Belki dudak bükecek, tebessüm edeceksiniz ama aslında en doğru ve adil olan şey budur.
ABD'nin eski bakan Zafer Çağlayan hakkında tutuklama kararı vermesi, daha önce de aynı konuyla ilgili Halk Bank Genel Müdür Yardımcısı Mehmet Hakan Atilla ve Rıza Zarrab'ın tutuklu bulunması, bunlara ilaveten Cumhurbaşkanının korumaları hakkında da yakalama kararının verilmesi Türkiye'nin bugünkü birinci siyasi gündemi.
Muhalefet çevreleri malum buna çok sevinmiş durumda. Öyle ya, onlara göre iktidarın yolsuzlukları artık gizlenemez boyutlarda, ülkenin eski bir bakanı hakkında böyle bir kararın çıkması muhalifler için bulunmaz bir fırsattır.

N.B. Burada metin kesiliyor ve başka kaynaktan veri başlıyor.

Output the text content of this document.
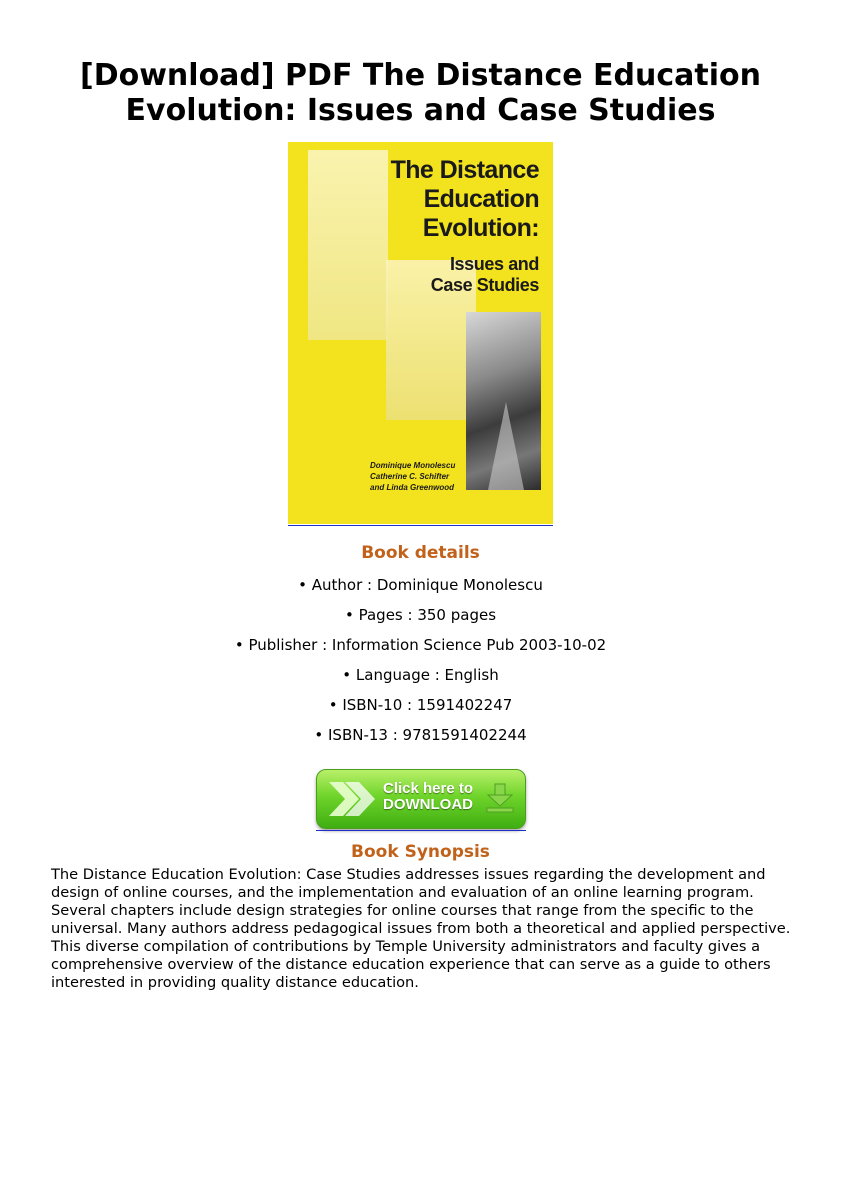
[Download] PDF The Distance Education Evolution: Issues and Case Studies
The Distance
Education
Evolution:
Issues and
Case Studies
Dominique Monolescu
Catherine C. Schifter
and Linda Greenwood
Book details
• Author : Dominique Monolescu
• Pages : 350 pages
• Publisher : Information Science Pub 2003-10-02
• Language : English
• ISBN-10 : 1591402247
• ISBN-13 : 9781591402244
Click here to
DOWNLOAD
Book Synopsis

The Distance Education Evolution: Case Studies addresses issues regarding the development and design of online courses, and the implementation and evaluation of an online learning program. Several chapters include design strategies for online courses that range from the specific to the universal. Many authors address pedagogical issues from both a theoretical and applied perspective. This diverse compilation of contributions by Temple University administrators and faculty gives a comprehensive overview of the distance education experience that can serve as a guide to others interested in providing quality distance education.
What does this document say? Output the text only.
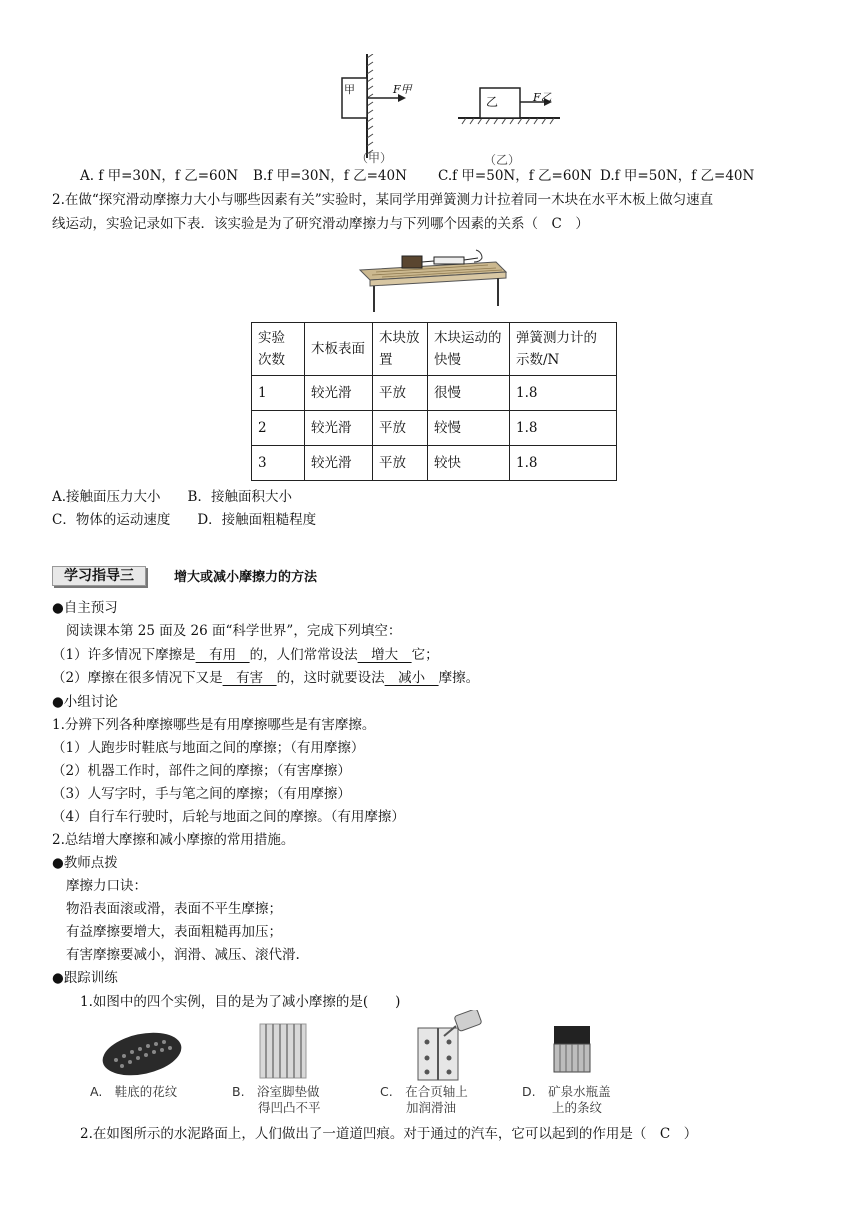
甲	F甲
乙	F乙
（甲）	（乙）
A. f 甲=30N，f 乙=60N B.f 甲=30N，f 乙=40N C.f 甲=50N，f 乙=60N D.f 甲=50N，f 乙=40N
2.在做“探究滑动摩擦力大小与哪些因素有关”实验时，某同学用弹簧测力计拉着同一木块在水平木板上做匀速直
线运动，实验记录如下表．该实验是为了研究滑动摩擦力与下列哪个因素的关系（　C　）
实验次数	木板表面	木块放置	木块运动的快慢	弹簧测力计的示数/N
1	较光滑	平放	很慢	1.8
2	较光滑	平放	较慢	1.8
3	较光滑	平放	较快	1.8
A.接触面压力大小　　B．接触面积大小
C．物体的运动速度　　D．接触面粗糙程度
学习指导三	增大或减小摩擦力的方法
●自主预习
阅读课本第 25 面及 26 面“科学世界”，完成下列填空：
（1）许多情况下摩擦是　有用　的，人们常常设法　增大　它；
（2）摩擦在很多情况下又是　有害　的，这时就要设法　减小　摩擦。
●小组讨论
1.分辨下列各种摩擦哪些是有用摩擦哪些是有害摩擦。
（1）人跑步时鞋底与地面之间的摩擦；（有用摩擦）
（2）机器工作时，部件之间的摩擦；（有害摩擦）
（3）人写字时，手与笔之间的摩擦；（有用摩擦）
（4）自行车行驶时，后轮与地面之间的摩擦。（有用摩擦）
2.总结增大摩擦和减小摩擦的常用措施。
●教师点拨
摩擦力口诀：
物沿表面滚或滑，表面不平生摩擦；
有益摩擦要增大，表面粗糙再加压；
有害摩擦要减小，润滑、减压、滚代滑.
●跟踪训练
1.如图中的四个实例，目的是为了减小摩擦的是(　　)
A.　鞋底的花纹	B.　浴室脚垫做
得凹凸不平
C.　在合页轴上
加润滑油
D.　矿泉水瓶盖
上的条纹
2.在如图所示的水泥路面上，人们做出了一道道凹痕。对于通过的汽车，它可以起到的作用是（　C　）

İktidara açısından bakıldığında bu mesele 17-25 Aralık darbe teşebbüsünün devamı, aynı zamanda 15 Temmuz'un arkasında da FETÖ ile birlikte bizzat ABD'nin olduğunun ispatıdır. ABD bugün Türkiye aleyhindeki bütün faaliyetlerin ve terör örgütlerinin destekleyicisidir.
İktidar çevreleri bu argümanlarla karşı koymaya çalışıyor, Türkiye tarafından aranan, hakkında tutuklama kararı verilen kişilerden başta F. Gülen olmak üzere hiç birinin ABD tarafından iade edilmediğini öne sürüyor.
İktidar, hatta Türkiye devleti bu konuda galip gelse bile çok önemli bir şey değildir. İadesini istediği kişiler ve teslim etmem dediği kişiler de Türkiye insanı, Türkiye vatandaşı.
Aslında olması gereken nedir? Amerika biz bizi bildik bileli eşkıyalık yapmaktadır, katildir, gasıptır, hırsızdır, yağmacıdır. Mağdur ettiği ülkelerin her biri kendi mahkemelerinde yakalama ve tutuklama kararı çıkartmalıdır.
Başta İslam ülkeleri olmak üzere dünyanın birçok mağdur ülkesi ABD yöneticileri, askeri yetkilileri hakkında gıyabi yargılamalar yaparak yakalama ve tutuklama kararları almalıdırlar.
Başta da söylediğim gibi benim bu düşünceme tebessüm edeceksiniz, dudak bükeceksiniz ama doğru olan bu değil midir, hakkın ve adaletin gereği bu değil midir?
Bugün sembolik de olsa bu yapılmalı değil midir? Hakkın penceresinden görünen budur. Zalim Amerika'nın zulmüne uğrayan bütün mazlumların yüreğinde yatan budur.
Düşünebiliyor musunuz? İslam âlemini kana bulayan, Afganistan'ı viraneye çeviren, Ortadoğu'daki bütün İslam yurtlarını yakıp yıkan, yüz binlerce Müslümanı katleden zalim ve kafir kumandanların, onlara bu emirleri veren siyasilerin ahiretten önce dünya adaletince yargılandıkları günleri görmek ne güzel bir şeydir.
Bugün belki sadece kağıt üzerinde kalacak, laftan ibaret kararlar olacak bunlar.
Fakat vallahi bunun lafı bile öyle güzel geliyor ki. Hem Allah nelere kâdir değil ki? bakarsınız bir gün bütün bunlar gerçekleşir, emperyalizmin sorumluları bulundukları yuvalarından burunlarını dışarıya çıkaramayacağı günler gelir.